Staff - Faculty of Informatics

Date: 23 March 2022 / 16:30 - 17:30

USI Lugano Campus EST, room C1.05, Via la Santa 1, 6962 Viganello

Steffen Grünewälder, Lancaster University, UK

I present an approach for compressing the empirical measure in the context of finite dimensional reproducing kernel Hilbert spaces. In this context, the empirical measure is contained within a natural convex set and can be approximated using convex optimization methods. Such an approximation gives under certain conditions rise to a coreset of data points. A key quantity that controls how large such a coreset must be is the size of the largest ball around the empirical measure that is contained within the empirical convex set. I will provide high probability lower bounds on the size of such a ball under various conditions.

Steffen is a Lecturer (Assistant Prof.) at the department of Mathematics and Statistics at Lancaster University (UK).
His research interests are at the moment threefold.

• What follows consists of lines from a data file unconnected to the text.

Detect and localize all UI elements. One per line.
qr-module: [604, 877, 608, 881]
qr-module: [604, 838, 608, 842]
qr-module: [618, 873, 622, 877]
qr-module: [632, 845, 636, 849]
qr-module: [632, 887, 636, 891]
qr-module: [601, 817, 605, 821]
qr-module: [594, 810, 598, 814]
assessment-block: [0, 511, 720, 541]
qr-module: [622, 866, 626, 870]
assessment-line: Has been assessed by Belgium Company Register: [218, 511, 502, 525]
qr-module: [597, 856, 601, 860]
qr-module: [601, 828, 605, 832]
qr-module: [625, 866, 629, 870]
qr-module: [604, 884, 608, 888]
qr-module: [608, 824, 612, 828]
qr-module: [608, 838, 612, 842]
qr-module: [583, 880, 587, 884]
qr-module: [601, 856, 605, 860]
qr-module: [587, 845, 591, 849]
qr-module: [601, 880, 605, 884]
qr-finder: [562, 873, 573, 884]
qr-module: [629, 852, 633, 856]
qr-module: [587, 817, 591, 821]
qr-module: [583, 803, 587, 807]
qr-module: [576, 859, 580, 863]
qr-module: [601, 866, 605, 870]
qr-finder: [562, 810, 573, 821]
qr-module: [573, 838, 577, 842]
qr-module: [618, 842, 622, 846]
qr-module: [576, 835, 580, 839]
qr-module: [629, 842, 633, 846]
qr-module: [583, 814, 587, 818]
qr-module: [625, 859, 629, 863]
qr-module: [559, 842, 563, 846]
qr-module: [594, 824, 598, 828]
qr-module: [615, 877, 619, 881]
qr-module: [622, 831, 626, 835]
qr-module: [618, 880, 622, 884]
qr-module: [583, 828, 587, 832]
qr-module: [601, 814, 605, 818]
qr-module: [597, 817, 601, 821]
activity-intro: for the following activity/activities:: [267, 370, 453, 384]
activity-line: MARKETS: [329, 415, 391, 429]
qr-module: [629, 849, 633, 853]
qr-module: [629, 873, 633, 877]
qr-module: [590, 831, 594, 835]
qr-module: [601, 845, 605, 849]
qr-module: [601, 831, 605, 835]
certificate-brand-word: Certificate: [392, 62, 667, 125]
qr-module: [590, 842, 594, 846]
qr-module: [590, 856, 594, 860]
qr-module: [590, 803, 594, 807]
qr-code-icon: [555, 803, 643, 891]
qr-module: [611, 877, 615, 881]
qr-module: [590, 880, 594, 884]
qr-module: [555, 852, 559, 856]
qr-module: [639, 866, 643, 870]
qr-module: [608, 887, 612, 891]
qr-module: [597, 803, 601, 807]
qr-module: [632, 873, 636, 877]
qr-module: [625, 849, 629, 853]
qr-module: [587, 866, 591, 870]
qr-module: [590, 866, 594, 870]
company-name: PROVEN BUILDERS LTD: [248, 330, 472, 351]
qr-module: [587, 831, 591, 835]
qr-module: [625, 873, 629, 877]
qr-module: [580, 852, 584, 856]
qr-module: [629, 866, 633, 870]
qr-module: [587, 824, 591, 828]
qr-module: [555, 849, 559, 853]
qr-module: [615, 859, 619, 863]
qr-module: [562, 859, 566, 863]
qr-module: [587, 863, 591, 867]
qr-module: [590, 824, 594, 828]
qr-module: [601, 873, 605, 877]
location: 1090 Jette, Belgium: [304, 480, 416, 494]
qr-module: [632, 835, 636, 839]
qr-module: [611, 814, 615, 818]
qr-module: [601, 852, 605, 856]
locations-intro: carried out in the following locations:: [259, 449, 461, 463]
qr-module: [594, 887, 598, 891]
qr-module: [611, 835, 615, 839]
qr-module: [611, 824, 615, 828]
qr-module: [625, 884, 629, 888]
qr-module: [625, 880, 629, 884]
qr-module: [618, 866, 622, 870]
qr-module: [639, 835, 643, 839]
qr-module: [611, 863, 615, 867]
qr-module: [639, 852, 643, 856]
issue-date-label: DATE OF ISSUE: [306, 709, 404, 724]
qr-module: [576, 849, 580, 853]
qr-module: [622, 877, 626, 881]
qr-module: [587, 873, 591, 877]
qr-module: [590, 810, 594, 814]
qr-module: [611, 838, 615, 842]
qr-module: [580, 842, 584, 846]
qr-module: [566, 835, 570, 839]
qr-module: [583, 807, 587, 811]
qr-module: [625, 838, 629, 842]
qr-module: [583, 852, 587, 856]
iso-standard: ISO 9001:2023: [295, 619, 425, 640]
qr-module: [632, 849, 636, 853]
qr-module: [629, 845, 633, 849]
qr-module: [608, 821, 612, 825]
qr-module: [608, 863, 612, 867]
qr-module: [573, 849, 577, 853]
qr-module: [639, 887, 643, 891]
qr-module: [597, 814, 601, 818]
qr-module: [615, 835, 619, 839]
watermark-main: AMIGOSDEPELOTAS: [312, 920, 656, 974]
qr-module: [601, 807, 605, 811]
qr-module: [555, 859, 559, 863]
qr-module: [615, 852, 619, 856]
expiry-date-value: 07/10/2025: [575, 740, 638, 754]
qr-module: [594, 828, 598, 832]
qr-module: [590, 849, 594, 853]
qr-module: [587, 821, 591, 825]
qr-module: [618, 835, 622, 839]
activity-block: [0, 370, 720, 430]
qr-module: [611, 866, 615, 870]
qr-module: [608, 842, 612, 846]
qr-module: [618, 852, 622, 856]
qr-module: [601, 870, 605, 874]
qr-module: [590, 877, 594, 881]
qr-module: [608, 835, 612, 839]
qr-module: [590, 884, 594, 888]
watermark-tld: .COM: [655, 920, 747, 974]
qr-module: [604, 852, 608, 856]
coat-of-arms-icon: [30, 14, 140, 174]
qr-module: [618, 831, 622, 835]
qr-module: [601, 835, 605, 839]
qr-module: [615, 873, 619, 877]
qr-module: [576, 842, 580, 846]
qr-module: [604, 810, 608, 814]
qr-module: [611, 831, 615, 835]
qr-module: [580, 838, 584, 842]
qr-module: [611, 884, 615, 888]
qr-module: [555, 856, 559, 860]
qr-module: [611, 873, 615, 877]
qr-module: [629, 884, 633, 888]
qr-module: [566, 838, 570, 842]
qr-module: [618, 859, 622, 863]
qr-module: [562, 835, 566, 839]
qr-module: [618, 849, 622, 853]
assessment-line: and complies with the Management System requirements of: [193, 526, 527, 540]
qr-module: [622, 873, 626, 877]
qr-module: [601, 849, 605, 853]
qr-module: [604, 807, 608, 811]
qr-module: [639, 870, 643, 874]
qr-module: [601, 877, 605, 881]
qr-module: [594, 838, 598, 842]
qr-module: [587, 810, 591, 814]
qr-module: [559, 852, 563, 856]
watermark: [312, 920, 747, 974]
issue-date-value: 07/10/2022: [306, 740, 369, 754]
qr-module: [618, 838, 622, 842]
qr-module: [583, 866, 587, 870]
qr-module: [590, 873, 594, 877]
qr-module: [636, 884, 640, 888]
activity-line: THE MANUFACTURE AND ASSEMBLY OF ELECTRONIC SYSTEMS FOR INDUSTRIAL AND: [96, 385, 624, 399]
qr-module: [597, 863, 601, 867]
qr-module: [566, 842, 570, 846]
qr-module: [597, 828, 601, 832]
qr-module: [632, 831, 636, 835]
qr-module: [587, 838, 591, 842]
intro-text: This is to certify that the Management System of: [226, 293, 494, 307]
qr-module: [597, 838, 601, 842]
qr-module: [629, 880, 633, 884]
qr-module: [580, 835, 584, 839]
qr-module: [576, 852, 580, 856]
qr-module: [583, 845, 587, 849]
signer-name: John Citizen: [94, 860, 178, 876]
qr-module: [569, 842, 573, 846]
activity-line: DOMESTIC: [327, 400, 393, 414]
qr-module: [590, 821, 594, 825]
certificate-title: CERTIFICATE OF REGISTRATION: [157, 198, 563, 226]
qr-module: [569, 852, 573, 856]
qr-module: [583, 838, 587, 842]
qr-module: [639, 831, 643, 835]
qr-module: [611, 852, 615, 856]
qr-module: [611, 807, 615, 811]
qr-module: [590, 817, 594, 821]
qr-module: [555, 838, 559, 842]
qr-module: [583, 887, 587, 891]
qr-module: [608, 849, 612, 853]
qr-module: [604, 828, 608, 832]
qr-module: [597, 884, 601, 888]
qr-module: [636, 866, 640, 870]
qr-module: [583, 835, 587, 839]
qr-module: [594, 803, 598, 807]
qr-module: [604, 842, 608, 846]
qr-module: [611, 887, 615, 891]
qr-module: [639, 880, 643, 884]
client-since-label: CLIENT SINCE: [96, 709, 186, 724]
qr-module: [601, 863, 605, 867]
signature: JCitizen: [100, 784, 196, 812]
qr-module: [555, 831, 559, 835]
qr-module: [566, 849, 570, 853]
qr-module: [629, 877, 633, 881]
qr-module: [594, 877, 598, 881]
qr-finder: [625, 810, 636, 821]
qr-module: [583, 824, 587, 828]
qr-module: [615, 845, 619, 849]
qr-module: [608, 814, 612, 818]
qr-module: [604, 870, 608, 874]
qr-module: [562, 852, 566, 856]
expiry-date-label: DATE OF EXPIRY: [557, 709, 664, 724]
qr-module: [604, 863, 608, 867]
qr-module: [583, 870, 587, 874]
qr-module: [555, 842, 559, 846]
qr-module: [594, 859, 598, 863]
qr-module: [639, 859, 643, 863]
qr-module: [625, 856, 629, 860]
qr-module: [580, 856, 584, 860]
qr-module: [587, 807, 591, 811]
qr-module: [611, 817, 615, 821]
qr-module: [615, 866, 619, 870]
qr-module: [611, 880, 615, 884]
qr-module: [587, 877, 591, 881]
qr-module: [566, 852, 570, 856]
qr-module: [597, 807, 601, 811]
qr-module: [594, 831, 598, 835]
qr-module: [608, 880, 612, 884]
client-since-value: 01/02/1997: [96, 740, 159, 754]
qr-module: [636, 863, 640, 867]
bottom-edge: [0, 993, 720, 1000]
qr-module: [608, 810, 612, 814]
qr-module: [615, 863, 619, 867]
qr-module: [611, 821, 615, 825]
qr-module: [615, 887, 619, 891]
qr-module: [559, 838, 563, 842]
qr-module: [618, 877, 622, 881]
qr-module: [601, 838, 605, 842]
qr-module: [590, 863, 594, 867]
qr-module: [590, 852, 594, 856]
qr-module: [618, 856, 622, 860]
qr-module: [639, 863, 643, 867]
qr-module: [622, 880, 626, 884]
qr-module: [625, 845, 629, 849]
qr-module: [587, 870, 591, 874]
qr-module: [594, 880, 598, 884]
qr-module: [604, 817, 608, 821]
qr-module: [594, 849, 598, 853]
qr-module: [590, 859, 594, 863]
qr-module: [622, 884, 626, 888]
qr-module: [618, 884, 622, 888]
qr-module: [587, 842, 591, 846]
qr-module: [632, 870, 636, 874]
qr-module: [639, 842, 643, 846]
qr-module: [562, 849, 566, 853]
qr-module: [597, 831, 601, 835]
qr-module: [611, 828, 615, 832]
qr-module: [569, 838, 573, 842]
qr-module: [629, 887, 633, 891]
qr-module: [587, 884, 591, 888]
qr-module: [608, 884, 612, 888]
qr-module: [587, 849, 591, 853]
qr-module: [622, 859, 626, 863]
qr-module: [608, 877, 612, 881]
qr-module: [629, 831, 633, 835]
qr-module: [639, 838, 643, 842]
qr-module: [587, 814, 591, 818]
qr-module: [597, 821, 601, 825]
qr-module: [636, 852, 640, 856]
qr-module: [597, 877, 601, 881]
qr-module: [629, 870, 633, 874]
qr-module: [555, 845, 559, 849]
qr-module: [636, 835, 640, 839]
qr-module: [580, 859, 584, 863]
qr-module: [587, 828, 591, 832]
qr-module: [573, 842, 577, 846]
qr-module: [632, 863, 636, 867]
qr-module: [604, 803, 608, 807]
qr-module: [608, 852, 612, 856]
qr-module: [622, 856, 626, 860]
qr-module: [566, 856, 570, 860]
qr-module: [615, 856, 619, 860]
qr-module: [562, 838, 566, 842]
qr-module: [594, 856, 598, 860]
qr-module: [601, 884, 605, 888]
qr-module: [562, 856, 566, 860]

Firstly, he is interested in non-parametric statistics under minimal assumptions. For example, in non-linear regression a typical assumption is that the mean of the data lies in a reproducing kernel Hilbert space (RKHS) \mathcal{H}. This is a strong assumption that can be weakened with the help of interpolation spaces that define a scale of function spaces which interpolate between \mathcal{H} and L^2. A weaker assumption is now to assume that the mean lies in some intermediate space between \mathcal{H} and L^2, and it is known in which of these interpolation spaces it lies. This assumption is significantly weaker since the intermediate spaces are significantly larger than \mathcal{H}.  This last assumption can often be relaxed further with the help of so called adaptive estimators that do not assume knowledge of the interpolation space in which the mean lies, but achieve rates of convergence similar to estimators which assume knowledge of the interpolation space. In (Page & Grünewälder, JMLR, 2019 and Page & Grünewälder, Bernoulli, 2021) these ideas are explored in the context of a norm-constraint kernel estimator.  (Grünewälder, AIStats, 2018) uses the empirical measure to define plug-in estimators for conditional expectations & probabilities and analyses their rates of convergence. This is again a non-parameteric approach relying on VC- and empirical process theory. The estimators are easy to compute (in O(n)) and achieve strong statistical guarantees.
Secondly, he is interested in the link between non-parametric statistics and optimisation to develop sound non-parametric methods that scale to large-scale datasets. Classical RKHS estimators do not scale well with data (run-time costs are often between O(n^2) and O(n^3)).  Recently, there has been significant progress to improve the scaling of RKHS methods using simple partitioning ideas (divide and conquer algorithms).  (Grünewälder,JMLR, 2018) explores another approach to large-scale regression using conditional gradient algorithms that achieve results en-par with state-of-the-art divide and conquer algorithms.
Thirdly, Steffen is interested in online decision making in the form of the multi-armed bandit problem. In particular, in forms of the multi-armed bandit problem that are well adapted to practical problems. In (Grünewälder & Khaleghi, JMLR, 2019) the restless-bandit problem is explored from a mixing point of view. Here, pay-offs are dependent over time. This form of the bandit problem is significantly harder to control than the standard setting, but it is also significantly better suited for modelling real-world problems. Other recent works explore how bandit algorithms can be applied to the stochastic knapsack problem (Pike-Burke & Grünewälder, AIStats, 2017) and  the bandit problem where the feedback is delayed and anonymous (C. Pike-Burke, S. Agrawal, C. Szepesvári & S. Grünewälder, ICML 2018).

Host: Prof. Paul Schneider